La psychologie française dans l’impasse
Publié en ligne le 6 février 2018Du positivisme de Piéron au personnalisme de Fraisse
Françoise Parot
Éditions Matériologiques, 2017, 294 pages, 24 €

Françoise Parot est professeur émérite d’histoire et d’épistémologie de la psychologie à l’université Paris Descartes. Son ouvrage est du plus haut intérêt pour celui qui s’intéresse aux débuts de la psychologie universitaire en France. Elle a réalisé un très minutieux travail d’archiviste pour les écrits de Paul Fraisse (la liste de ces documents fait ici trente pages). Elle présente beaucoup de détails sur les carrières de Ribot, Piéron, Janet, Binet, Meyerson, Lagache et le philosophe Emmanuel Mounier, fondateur de la revue Esprit. On en apprend beaucoup sur les réseaux de relations et les compromissions qui font des carrières académiques. Le contenu du livre correspond au sous-titre : il y est avant tout question de Piéron, le fondateur de l’Institut de psychologie de l’université de Paris en 1921, et de la double vie intellectuelle de Fraisse : à la fois catholique militant, vivant dans la communauté « personnaliste » avec Mounier, et psychologue expérimentaliste « positiviste » dans son laboratoire.
Françoise Parot n’envisage guère l’ensemble de la psychologie française : elle parle peu de Wallon, quasiment pas de Zazzo et pas du tout d’autres nombreux psychologues qui ont fait avancer la psychologie scientifique en France. L’impasse dont il est question dans le titre est le conflit, virulent et permanent en France, entre la psychologie scientifique et les psychologies philosophiques et psychanalytiques. De façon plus générale, l’impasse concerne l’existence même de la psychologie scientifique, discipline qualifiée d’incapable de « tenir compte de la part des valeurs et des choix subjectifs, qui sont singuliers et infiniment variables et labiles » (p. 241).
Françoise Parot ne croit guère à l’intérêt de la psychologie expérimentale. Elle adhère à cette célèbre critique de George Canguilhelm : les comportements étudiés en laboratoire sont « pathologiques » (p. 240). Ce n’est évidemment pas l’avis des milliers de psychologues qui, à travers le monde, pensent que les comportements dans un laboratoire peuvent certes être différents de ceux dans des milieux dits « naturels », mais que les observations réalisées dans chacun de ces environnements sont instructives et complémentaires, le laboratoire présentant l’avantage d’une meilleure identification de variables en jeu.

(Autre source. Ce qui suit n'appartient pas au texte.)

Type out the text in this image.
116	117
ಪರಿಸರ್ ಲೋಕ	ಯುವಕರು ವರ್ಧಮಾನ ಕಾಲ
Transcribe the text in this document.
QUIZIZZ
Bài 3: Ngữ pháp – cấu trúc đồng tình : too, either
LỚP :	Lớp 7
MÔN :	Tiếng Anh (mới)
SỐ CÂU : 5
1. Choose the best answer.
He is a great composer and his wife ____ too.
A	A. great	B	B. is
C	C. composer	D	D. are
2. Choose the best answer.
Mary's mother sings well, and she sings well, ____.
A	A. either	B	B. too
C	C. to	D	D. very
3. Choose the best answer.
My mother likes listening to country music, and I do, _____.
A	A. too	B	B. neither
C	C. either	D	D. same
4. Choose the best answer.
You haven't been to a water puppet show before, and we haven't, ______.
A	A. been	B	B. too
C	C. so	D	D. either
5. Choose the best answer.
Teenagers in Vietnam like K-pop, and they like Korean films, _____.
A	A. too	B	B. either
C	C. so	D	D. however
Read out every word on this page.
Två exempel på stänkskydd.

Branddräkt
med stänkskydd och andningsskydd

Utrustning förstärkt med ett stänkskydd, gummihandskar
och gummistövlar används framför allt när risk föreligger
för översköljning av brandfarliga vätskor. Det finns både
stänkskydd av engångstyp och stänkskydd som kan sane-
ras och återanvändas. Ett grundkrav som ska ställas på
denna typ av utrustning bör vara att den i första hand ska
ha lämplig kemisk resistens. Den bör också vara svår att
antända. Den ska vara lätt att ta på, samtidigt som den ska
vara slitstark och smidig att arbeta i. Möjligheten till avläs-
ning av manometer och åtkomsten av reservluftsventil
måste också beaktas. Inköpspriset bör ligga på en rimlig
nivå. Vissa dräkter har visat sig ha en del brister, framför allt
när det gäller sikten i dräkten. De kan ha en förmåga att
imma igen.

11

Se fondant sur la thèse que « la psychologie est radicalement chargée de valeurs » (p. 15), F. Parot conclut : « les valeurs qui la “chargent” l’exposent aux variations des systèmes de valeurs, aux variations culturelles. Et à sa disparition » (p. 15). D’autre part, selon elle, « aujourd’hui, la psychologie scientifique est lentement absorbée par les différentes neurosciences » (p. 15), alors que celles-ci ne sont nullement en mesure d’expliquer les comportements concrets. F. Parot montre que, suite au succès de la psychanalyse, dont « la France est devenue une terre d’élection », « la psychologie est à présent partout, mais pour finir, comme science, elle n’est nulle part » (p. 183). Enfin, elle estime qu’en l’absence d’une « métapsycholinguistique » cohérente, la psychologie reste à faire (p. 224s). À ses yeux, le bilan de la psychologie, pas seulement en France, est catastrophique et apparaît quasi sans espoir : « Les problèmes se résument à une impossibilité de faire des progrès en psychologie plus qu’en philosophie » (p. 216). L’ouvrage, qui sera un régal pour les détracteurs de la psychologie, m’a déçu par son extrême pessimisme pour ma discipline.